Le Conseil d'État répond que la Confédération est compétente pour financer les projets d'infrastructures de rang fédéral, et que les décisions afférentes ne relèvent pas du Canton. Les cantons doivent s'organiser en régions de planification : le canton de Vaud se rattache à la Suisse romande et à la Conférence des transports de Suisse occidentale (CTSO). Ils doivent s'accorder sur une vision de l'offre qu'ils souhaitent financer – notamment en matière de fréquence des trains – dans le cadre du Programme de développement stratégique des infrastructures ferroviaires (PRODES).
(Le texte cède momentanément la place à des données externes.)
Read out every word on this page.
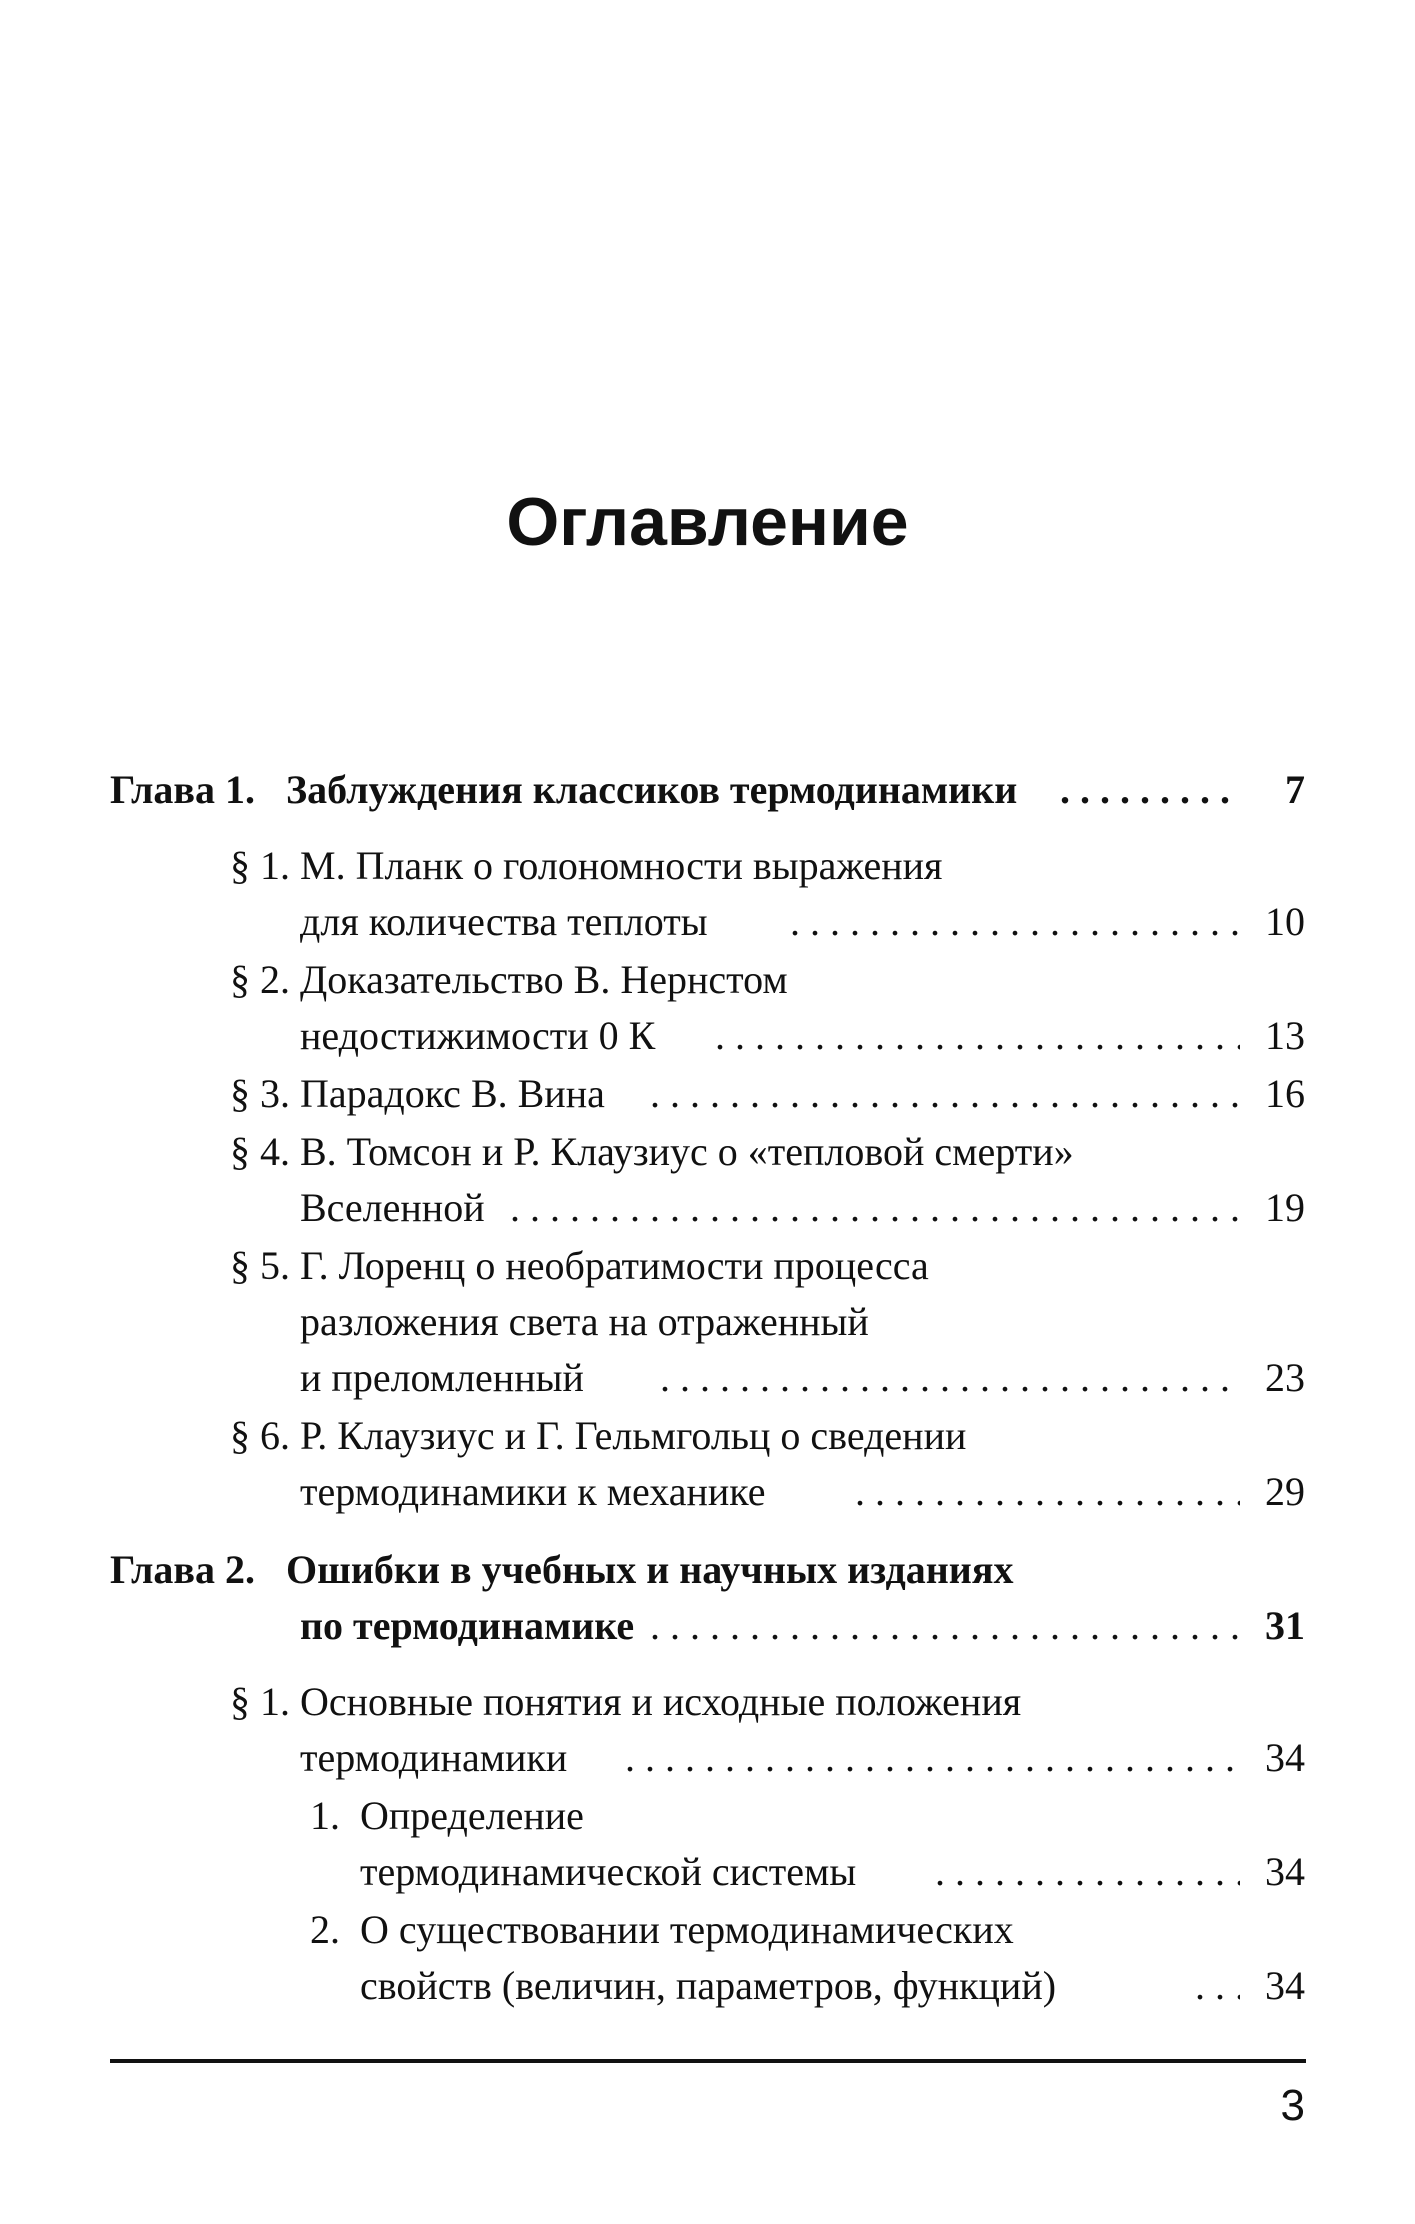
Оглавление
Глава 1. Заблуждения классиков термодинамики . . .	7
§ 1. М. Планк о голономности выражения
для количества теплоты . . .	10
§ 2. Доказательство В. Нернстом
недостижимости 0 К . . .	13
§ 3. Парадокс В. Вина . . .	16
§ 4. В. Томсон и Р. Клаузиус о «тепловой смерти»
Вселенной . . .	19
§ 5. Г. Лоренц о необратимости процесса
разложения света на отраженный
и преломленный . . .	23
§ 6. Р. Клаузиус и Г. Гельмгольц о сведении
термодинамики к механике . . .	29
Глава 2. Ошибки в учебных и научных изданиях
по термодинамике . . .	31
§ 1. Основные понятия и исходные положения
термодинамики . . .	34
1. Определение
термодинамической системы . . .	34
2. О существовании термодинамических
свойств (величин, параметров, функций) . . .	34
3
Après ces explications, le postulant remercie Mme la conseillère d'État et précise que depuis 2008, la région ne demande pas davantage en matière d'offres. Elle souhaite connaître la vision et les intentions qui la concernent et bénéficier de stabilité pour son réseau. Le sentiment de subir constamment des décisions et de devoir y réagir est doublé d'incompréhension, en particulier lorsqu'une gare fraîchement rénovée et adaptée à la Loi sur l’égalité pour les personnes handicapées (LHand) est fermée, ou lorsqu'une halte à Chavornay n'est pas prévue sur la ligne Orbe-Grandson. Finalement, votre commission vous recommande de prendre en considération ce postulat et de le renvoyer au Conseil d'État, par 7 voix et 7 abstentions.
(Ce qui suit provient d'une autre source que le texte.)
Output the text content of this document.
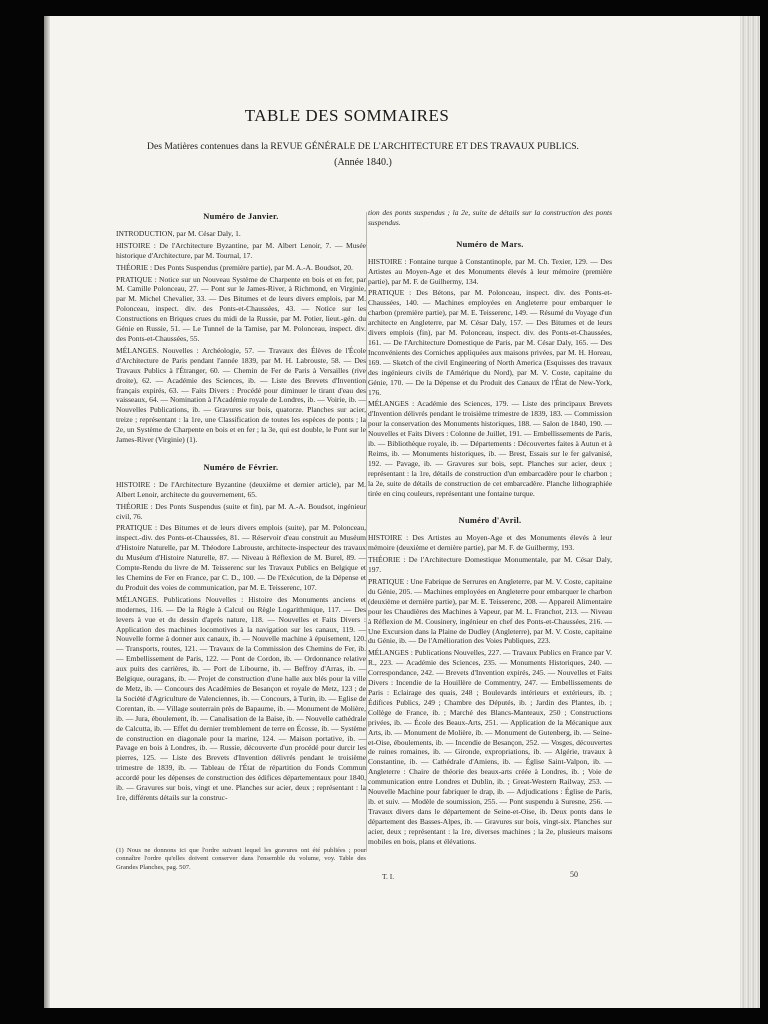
TABLE DES SOMMAIRES
Des Matières contenues dans la REVUE GÉNÉRALE DE L'ARCHITECTURE ET DES TRAVAUX PUBLICS.
(Année 1840.)
Numéro de Janvier.
INTRODUCTION, par M. César Daly, 1.
HISTOIRE : De l'Architecture Byzantine, par M. Albert Lenoir, 7. — Musée historique d'Architecture, par M. Tournal, 17.
THÉORIE : Des Ponts Suspendus (première partie), par M. A.-A. Boudsot, 20.
PRATIQUE : Notice sur un Nouveau Système de Charpente en bois et en fer, par M. Camille Polonceau, 27. — Pont sur le James-River, à Richmond, en Virginie, par M. Michel Chevalier, 33. — Des Bitumes et de leurs divers emplois, par M. Polonceau, inspect. div. des Ponts-et-Chaussées, 43. — Notice sur les Constructions en Briques crues du midi de la Russie, par M. Potier, lieut.-gén. du Génie en Russie, 51. — Le Tunnel de la Tamise, par M. Polonceau, inspect. div. des Ponts-et-Chaussées, 55.
MÉLANGES. Nouvelles : Archéologie, 57. — Travaux des Élèves de l'École d'Architecture de Paris pendant l'année 1839, par M. H. Labrouste, 58. — Des Travaux Publics à l'Étranger, 60. — Chemin de Fer de Paris à Versailles (rive droite), 62. — Académie des Sciences, ib. — Liste des Brevets d'Invention français expirés, 63. — Faits Divers : Procédé pour diminuer le tirant d'eau des vaisseaux, 64. — Nomination à l'Académie royale de Londres, ib. — Voirie, ib. — Nouvelles Publications, ib. — Gravures sur bois, quatorze. Planches sur acier, treize ; représentant : la 1re, une Classification de toutes les espèces de ponts ; la 2e, un Système de Charpente en bois et en fer ; la 3e, qui est double, le Pont sur le James-River (Virginie) (1).
Numéro de Février.
HISTOIRE : De l'Architecture Byzantine (deuxième et dernier article), par M. Albert Lenoir, architecte du gouvernement, 65.
THÉORIE : Des Ponts Suspendus (suite et fin), par M. A.-A. Boudsot, ingénieur civil, 76.
PRATIQUE : Des Bitumes et de leurs divers emplois (suite), par M. Polonceau, inspect.-div. des Ponts-et-Chaussées, 81. — Réservoir d'eau construit au Muséum d'Histoire Naturelle, par M. Théodore Labrouste, architecte-inspecteur des travaux du Muséum d'Histoire Naturelle, 87. — Niveau à Réflexion de M. Burel, 89. — Compte-Rendu du livre de M. Teisserenc sur les Travaux Publics en Belgique et les Chemins de Fer en France, par C. D., 100. — De l'Exécution, de la Dépense et du Produit des voies de communication, par M. E. Teisserenc, 107.
MÉLANGES. Publications Nouvelles : Histoire des Monuments anciens et modernes, 116. — De la Règle à Calcul ou Règle Logarithmique, 117. — Des levers à vue et du dessin d'après nature, 118. — Nouvelles et Faits Divers : Application des machines locomotives à la navigation sur les canaux, 119. — Nouvelle forme à donner aux canaux, ib. — Nouvelle machine à épuisement, 120. — Transports, routes, 121. — Travaux de la Commission des Chemins de Fer, ib. — Embellissement de Paris, 122. — Pont de Cordon, ib. — Ordonnance relative aux puits des carrières, ib. — Port de Libourne, ib. — Beffroy d'Arras, ib. — Belgique, ouragans, ib. — Projet de construction d'une halle aux blés pour la ville de Metz, ib. — Concours des Académies de Besançon et royale de Metz, 123 ; de la Société d'Agriculture de Valenciennes, ib. — Concours, à Turin, ib. — Eglise de Corentan, ib. — Village souterrain près de Bapaume, ib. — Monument de Molière, ib. — Jura, éboulement, ib. — Canalisation de la Baise, ib. — Nouvelle cathédrale de Calcutta, ib. — Effet du dernier tremblement de terre en Écosse, ib. — Système de construction en diagonale pour la marine, 124. — Maison portative, ib. — Pavage en bois à Londres, ib. — Russie, découverte d'un procédé pour durcir les pierres, 125. — Liste des Brevets d'Invention délivrés pendant le troisième trimestre de 1839, ib. — Tableau de l'État de répartition du Fonds Commun accordé pour les dépenses de construction des édifices départementaux pour 1840, ib. — Gravures sur bois, vingt et une. Planches sur acier, deux ; représentant : la 1re, différents détails sur la construc-
(1) Nous ne donnons ici que l'ordre suivant lequel les gravures ont été publiées ; pour connaître l'ordre qu'elles doivent conserver dans l'ensemble du volume, voy. Table des Grandes Planches, pag. 507.

tion des ponts suspendus ; la 2e, suite de détails sur la construction des ponts suspendus.

Numéro de Mars.
HISTOIRE : Fontaine turque à Constantinople, par M. Ch. Texier, 129. — Des Artistes au Moyen-Age et des Monuments élevés à leur mémoire (première partie), par M. F. de Guilhermy, 134.
PRATIQUE : Des Bétons, par M. Polonceau, inspect. div. des Ponts-et-Chaussées, 140. — Machines employées en Angleterre pour embarquer le charbon (première partie), par M. E. Teisserenc, 149. — Résumé du Voyage d'un architecte en Angleterre, par M. César Daly, 157. — Des Bitumes et de leurs divers emplois (fin), par M. Polonceau, inspect. div. des Ponts-et-Chaussées, 161. — De l'Architecture Domestique de Paris, par M. César Daly, 165. — Des Inconvénients des Corniches appliquées aux maisons privées, par M. H. Horeau, 169. — Sketch of the civil Engineering of North America (Esquisses des travaux des ingénieurs civils de l'Amérique du Nord), par M. V. Coste, capitaine du Génie, 170. — De la Dépense et du Produit des Canaux de l'État de New-York, 176.
MÉLANGES : Académie des Sciences, 179. — Liste des principaux Brevets d'Invention délivrés pendant le troisième trimestre de 1839, 183. — Commission pour la conservation des Monuments historiques, 188. — Salon de 1840, 190. — Nouvelles et Faits Divers : Colonne de Juillet, 191. — Embellissements de Paris, ib. — Bibliothèque royale, ib. — Départements : Découvertes faites à Autun et à Reims, ib. — Monuments historiques, ib. — Brest, Essais sur le fer galvanisé, 192. — Pavage, ib. — Gravures sur bois, sept. Planches sur acier, deux ; représentant : la 1re, détails de construction d'un embarcadère pour le charbon ; la 2e, suite de détails de construction de cet embarcadère. Planche lithographiée tirée en cinq couleurs, représentant une fontaine turque.
Numéro d'Avril.
HISTOIRE : Des Artistes au Moyen-Age et des Monuments élevés à leur mémoire (deuxième et dernière partie), par M. F. de Guilhermy, 193.
THÉORIE : De l'Architecture Domestique Monumentale, par M. César Daly, 197.
PRATIQUE : Une Fabrique de Serrures en Angleterre, par M. V. Coste, capitaine du Génie, 205. — Machines employées en Angleterre pour embarquer le charbon (deuxième et dernière partie), par M. E. Teisserenc, 208. — Appareil Alimentaire pour les Chaudières des Machines à Vapeur, par M. L. Franchot, 213. — Niveau à Réflexion de M. Cousinery, ingénieur en chef des Ponts-et-Chaussées, 216. — Une Excursion dans la Plaine de Dudley (Angleterre), par M. V. Coste, capitaine du Génie, ib. — De l'Amélioration des Voies Publiques, 223.
MÉLANGES : Publications Nouvelles, 227. — Travaux Publics en France par V. R., 223. — Académie des Sciences, 235. — Monuments Historiques, 240. — Correspondance, 242. — Brevets d'Invention expirés, 245. — Nouvelles et Faits Divers : Incendie de la Houillère de Commentry, 247. — Embellissements de Paris : Eclairage des quais, 248 ; Boulevards intérieurs et extérieurs, ib. ; Édifices Publics, 249 ; Chambre des Députés, ib. ; Jardin des Plantes, ib. ; Collège de France, ib. ; Marché des Blancs-Manteaux, 250 ; Constructions privées, ib. — École des Beaux-Arts, 251. — Application de la Mécanique aux Arts, ib. — Monument de Molière, ib. — Monument de Gutenberg, ib. — Seine-et-Oise, éboulements, ib. — Incendie de Besançon, 252. — Vosges, découvertes de ruines romaines, ib. — Gironde, expropriations, ib. — Algérie, travaux à Constantine, ib. — Cathédrale d'Amiens, ib. — Église Saint-Valpon, ib. — Angleterre : Chaire de théorie des beaux-arts créée à Londres, ib. ; Voie de communication entre Londres et Dublin, ib. ; Great-Western Railway, 253. — Nouvelle Machine pour fabriquer le drap, ib. — Adjudications : Église de Paris, ib. et suiv. — Modèle de soumission, 255. — Pont suspendu à Suresne, 256. — Travaux divers dans le département de Seine-et-Oise, ib. Deux ponts dans le département des Basses-Alpes, ib. — Gravures sur bois, vingt-six. Planches sur acier, deux ; représentant : la 1re, diverses machines ; la 2e, plusieurs maisons mobiles en bois, plans et élévations.
T. I.	50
M. Stéphane Montangero (SOC) — Président

La discussion est ouverte.

M. Patrick Simonin (PLR) —

Ce postulat est déposé au nom de 17 députées et députés du Jura-Nord vaudois afin d’exprimer leurs inquiétudes quant à l'offre en transports publics dans notre région – notamment des gares rénovées à grands frais mais fermées, ou encore un RER en construction dont l'offre de départ sera fortement réduite, comme évoqué lors des questions orales de mardi dernier.

Comme l'a indiqué M. le rapporteur, ce postulat vise à doter cette région d'un projet assorti d'une vision d'ensemble et d'un calendrier crédible en matière de transports publics. L'objectif est de réunir toutes les autorités vaudoises autour d'un projet commun à défendre avec le Conseil d'État auprès des organes de financement fédéraux.

Il s'agit d'adopter une démarche d'anticipation plutôt que de réaction constante, en amont comme en aval de notre colonne vertébrale des transports publics dans le Nord vaudois : la ligne CFF du pied du Jura, dont les horaires demeurent instables.

Des parlementaires vaudois à l'Assemblée fédérale nous ont encore confirmé, pas plus tard que samedi, qu'une prise de position du Grand Conseil à ce sujet serait utile pour les financements futurs. Je remercie donc les 50 signataires de tous bords pour leur appui, et je vous remercie par avance de renvoyer ce texte au Conseil d'État.

Mme Virginie Pilault (SOC) —

J'habite Grandson, plus particulièrement les Tuileries de Grandson, l'un des trois villages les plus touchés par l'une des mesures mentionnées précédemment : la suppression de l'arrêt de la Brinaz.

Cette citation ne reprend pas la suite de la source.